La derrota final de Jaffar
Jaffar no muere en un estallido, sino en una evaporación poética. Su caída es teatral, como si se desvaneciera la sombra que cubría la ciudad.
Influencia
La película influenció:
La estética de Disney en Aladdin (1992) y The Little Mermaid.
El cine de aventuras de Spielberg y la fantasía de George Lucas.
La obra de Ray Harryhausen, especialmente Jason and the Argonauts.
Videojuegos como Prince of Persia.
El uso del color como expresión narrativa en el cine.

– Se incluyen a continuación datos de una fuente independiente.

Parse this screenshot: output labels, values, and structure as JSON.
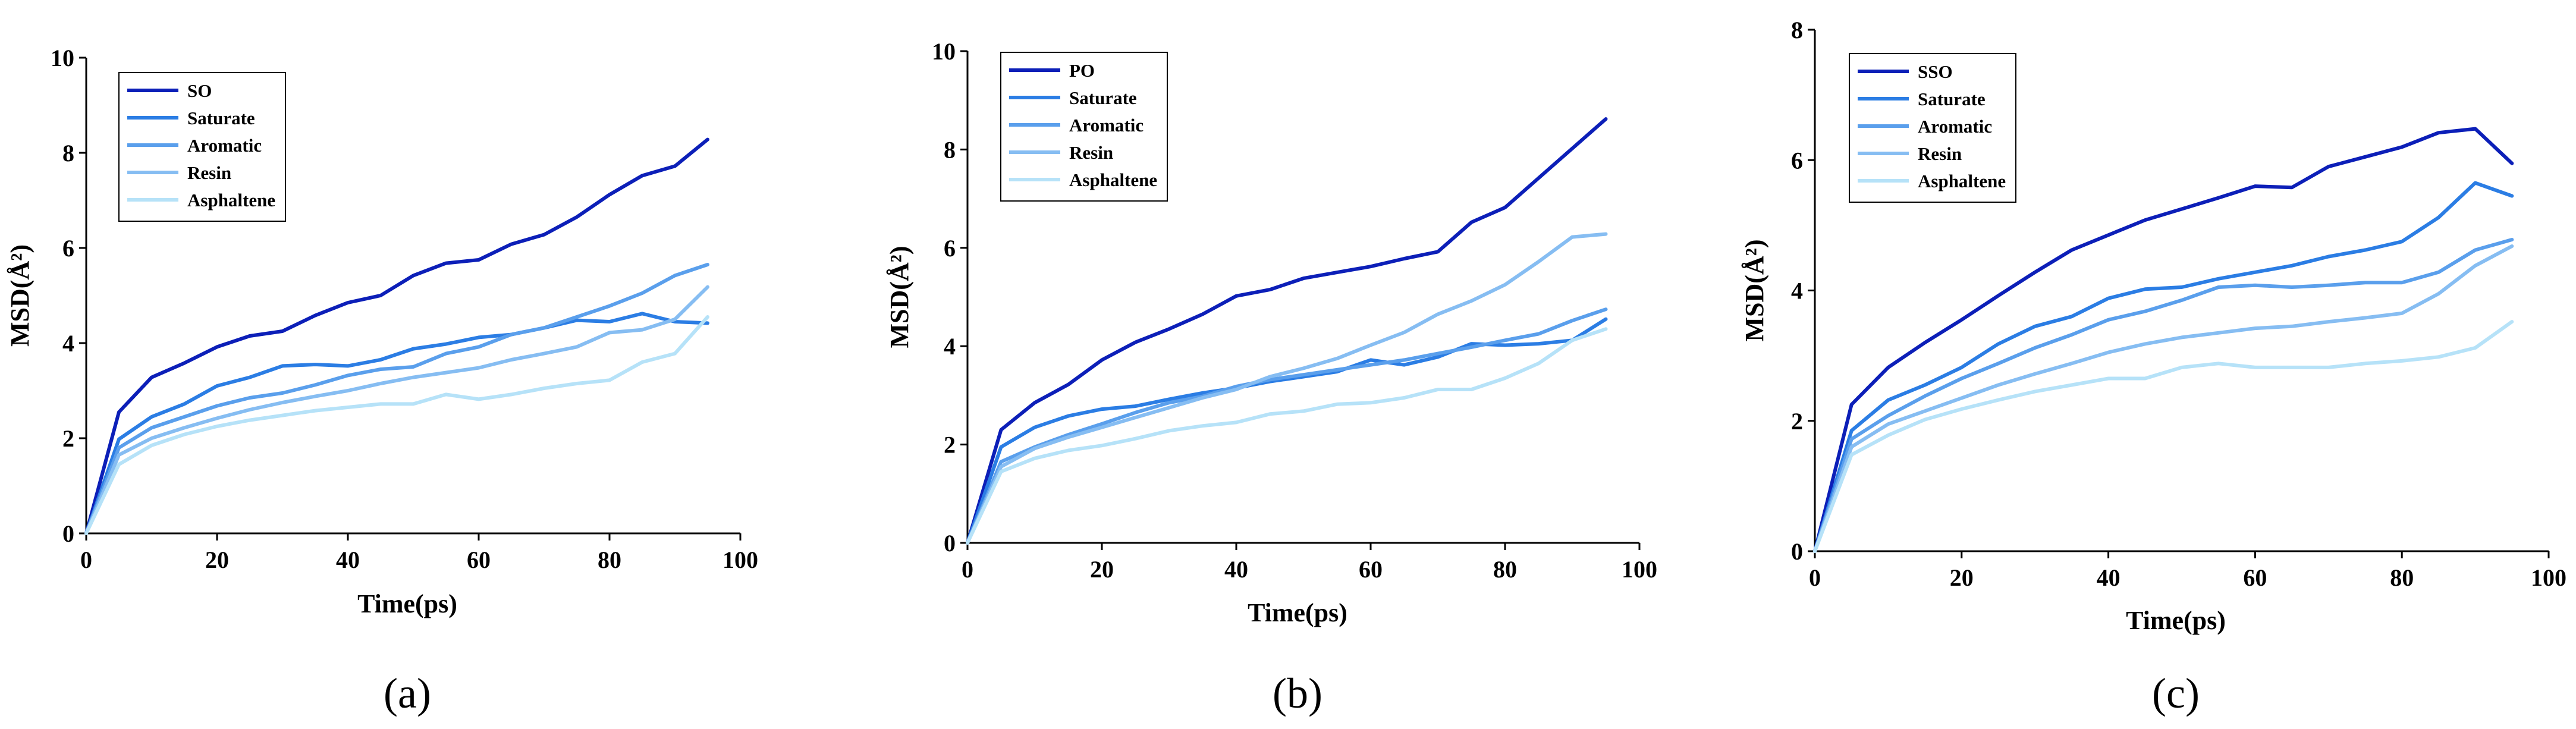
{
  "chart_data": [
    {
      "type": "line",
      "panel_label": "(a)",
      "xlabel": "Time(ps)",
      "ylabel": "MSD(Å²)",
      "xlim": [
        0,
        100
      ],
      "ylim": [
        0,
        10
      ],
      "xticks": [
        0,
        20,
        40,
        60,
        80,
        100
      ],
      "yticks": [
        0,
        2,
        4,
        6,
        8,
        10
      ],
      "legend_position": "top-left",
      "x": [
        0,
        5,
        10,
        15,
        20,
        25,
        30,
        35,
        40,
        45,
        50,
        55,
        60,
        65,
        70,
        75,
        80,
        85,
        90,
        95
      ],
      "series": [
        {
          "name": "SO",
          "color": "#0c1fb8",
          "values": [
            0,
            2.55,
            3.28,
            3.58,
            3.92,
            4.15,
            4.25,
            4.58,
            4.85,
            5.0,
            5.42,
            5.68,
            5.75,
            6.08,
            6.28,
            6.65,
            7.12,
            7.52,
            7.72,
            8.28
          ]
        },
        {
          "name": "Saturate",
          "color": "#2b7de4",
          "values": [
            0,
            1.98,
            2.45,
            2.72,
            3.1,
            3.28,
            3.52,
            3.55,
            3.52,
            3.65,
            3.88,
            3.98,
            4.12,
            4.18,
            4.32,
            4.48,
            4.45,
            4.62,
            4.45,
            4.42
          ]
        },
        {
          "name": "Aromatic",
          "color": "#5a9fec",
          "values": [
            0,
            1.8,
            2.22,
            2.45,
            2.68,
            2.85,
            2.95,
            3.12,
            3.32,
            3.45,
            3.5,
            3.78,
            3.92,
            4.18,
            4.32,
            4.55,
            4.78,
            5.05,
            5.42,
            5.65
          ]
        },
        {
          "name": "Resin",
          "color": "#86bdf2",
          "values": [
            0,
            1.65,
            2.0,
            2.22,
            2.42,
            2.6,
            2.75,
            2.88,
            3.0,
            3.15,
            3.28,
            3.38,
            3.48,
            3.65,
            3.78,
            3.92,
            4.22,
            4.28,
            4.5,
            5.18
          ]
        },
        {
          "name": "Asphaltene",
          "color": "#b6e2f8",
          "values": [
            0,
            1.45,
            1.85,
            2.08,
            2.25,
            2.38,
            2.48,
            2.58,
            2.65,
            2.72,
            2.72,
            2.92,
            2.82,
            2.92,
            3.05,
            3.15,
            3.22,
            3.6,
            3.78,
            4.55
          ]
        }
      ]
    },
    {
      "type": "line",
      "panel_label": "(b)",
      "xlabel": "Time(ps)",
      "ylabel": "MSD(Å²)",
      "xlim": [
        0,
        100
      ],
      "ylim": [
        0,
        10
      ],
      "xticks": [
        0,
        20,
        40,
        60,
        80,
        100
      ],
      "yticks": [
        0,
        2,
        4,
        6,
        8,
        10
      ],
      "legend_position": "top-left",
      "x": [
        0,
        5,
        10,
        15,
        20,
        25,
        30,
        35,
        40,
        45,
        50,
        55,
        60,
        65,
        70,
        75,
        80,
        85,
        90,
        95
      ],
      "series": [
        {
          "name": "PO",
          "color": "#0c1fb8",
          "values": [
            0,
            2.3,
            2.85,
            3.22,
            3.72,
            4.08,
            4.35,
            4.65,
            5.02,
            5.15,
            5.38,
            5.5,
            5.62,
            5.78,
            5.92,
            6.52,
            6.82,
            7.42,
            8.02,
            8.62
          ]
        },
        {
          "name": "Saturate",
          "color": "#2b7de4",
          "values": [
            0,
            1.95,
            2.35,
            2.58,
            2.72,
            2.78,
            2.92,
            3.05,
            3.15,
            3.28,
            3.38,
            3.48,
            3.72,
            3.62,
            3.78,
            4.05,
            4.02,
            4.05,
            4.12,
            4.55
          ]
        },
        {
          "name": "Aromatic",
          "color": "#5a9fec",
          "values": [
            0,
            1.65,
            1.95,
            2.2,
            2.42,
            2.65,
            2.85,
            2.98,
            3.18,
            3.32,
            3.42,
            3.52,
            3.62,
            3.72,
            3.85,
            3.98,
            4.12,
            4.25,
            4.52,
            4.75
          ]
        },
        {
          "name": "Resin",
          "color": "#86bdf2",
          "values": [
            0,
            1.55,
            1.92,
            2.15,
            2.35,
            2.55,
            2.75,
            2.95,
            3.12,
            3.38,
            3.55,
            3.75,
            4.02,
            4.28,
            4.65,
            4.92,
            5.25,
            5.72,
            6.22,
            6.28
          ]
        },
        {
          "name": "Asphaltene",
          "color": "#b6e2f8",
          "values": [
            0,
            1.45,
            1.72,
            1.88,
            1.98,
            2.12,
            2.28,
            2.38,
            2.45,
            2.62,
            2.68,
            2.82,
            2.85,
            2.95,
            3.12,
            3.12,
            3.35,
            3.65,
            4.12,
            4.35
          ]
        }
      ]
    },
    {
      "type": "line",
      "panel_label": "(c)",
      "xlabel": "Time(ps)",
      "ylabel": "MSD(Å²)",
      "xlim": [
        0,
        100
      ],
      "ylim": [
        0,
        8
      ],
      "xticks": [
        0,
        20,
        40,
        60,
        80,
        100
      ],
      "yticks": [
        0,
        2,
        4,
        6,
        8
      ],
      "legend_position": "top-left",
      "x": [
        0,
        5,
        10,
        15,
        20,
        25,
        30,
        35,
        40,
        45,
        50,
        55,
        60,
        65,
        70,
        75,
        80,
        85,
        90,
        95
      ],
      "series": [
        {
          "name": "SSO",
          "color": "#0c1fb8",
          "values": [
            0,
            2.25,
            2.82,
            3.2,
            3.55,
            3.92,
            4.28,
            4.62,
            4.85,
            5.08,
            5.25,
            5.42,
            5.6,
            5.58,
            5.9,
            6.05,
            6.2,
            6.42,
            6.48,
            5.95
          ]
        },
        {
          "name": "Saturate",
          "color": "#2b7de4",
          "values": [
            0,
            1.85,
            2.32,
            2.55,
            2.82,
            3.18,
            3.45,
            3.6,
            3.88,
            4.02,
            4.05,
            4.18,
            4.28,
            4.38,
            4.52,
            4.62,
            4.75,
            5.12,
            5.65,
            5.45
          ]
        },
        {
          "name": "Aromatic",
          "color": "#5a9fec",
          "values": [
            0,
            1.72,
            2.08,
            2.38,
            2.65,
            2.88,
            3.12,
            3.32,
            3.55,
            3.68,
            3.85,
            4.05,
            4.08,
            4.05,
            4.08,
            4.12,
            4.12,
            4.28,
            4.62,
            4.78
          ]
        },
        {
          "name": "Resin",
          "color": "#86bdf2",
          "values": [
            0,
            1.6,
            1.95,
            2.15,
            2.35,
            2.55,
            2.72,
            2.88,
            3.05,
            3.18,
            3.28,
            3.35,
            3.42,
            3.45,
            3.52,
            3.58,
            3.65,
            3.95,
            4.38,
            4.68
          ]
        },
        {
          "name": "Asphaltene",
          "color": "#b6e2f8",
          "values": [
            0,
            1.48,
            1.78,
            2.02,
            2.18,
            2.32,
            2.45,
            2.55,
            2.65,
            2.65,
            2.82,
            2.88,
            2.82,
            2.82,
            2.82,
            2.88,
            2.92,
            2.98,
            3.12,
            3.52
          ]
        }
      ]
    }
  ]
}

Su mezcla de ilusión teatral, efectos prácticos y color exaltado sigue siendo un referente en escuelas de cine.
Datos Curiosos
El guion se reescribió más de 10 veces. Algunas escenas se filmaron dentro de refugios antibombas.
El Genio debía ser un personaje menor, pero la actuación de Ingram cambió toda la concepción del rol.
El vestuario de Jaffar se convirtió en una referencia estética para décadas futuras.
Premios y Nominaciones
Óscar a Mejores Efectos Especiales
Óscar a Mejor Fotografía en Color
Óscar a Mejor Dirección Artística
Nominada a Mejor Música

Dónde verla
Copias restauradas en Amazon Prime, YouTube, Blu-ray (Criterion y Kino Lorber).
Conclusión
El ladrón de Bagdad no es solo una fantasía; es el triunfo del cine como fábrica de maravillas. Se siente artesanal, soñada, pulida por manos humanas. Es un puente entre teatro, literatura persa, pintura y cine. Un canto a la imaginación que sobrevive a su época.
La magia de esta película está en su capacidad para convencer al espectador de que, por unos minutos, lo imposible es natural.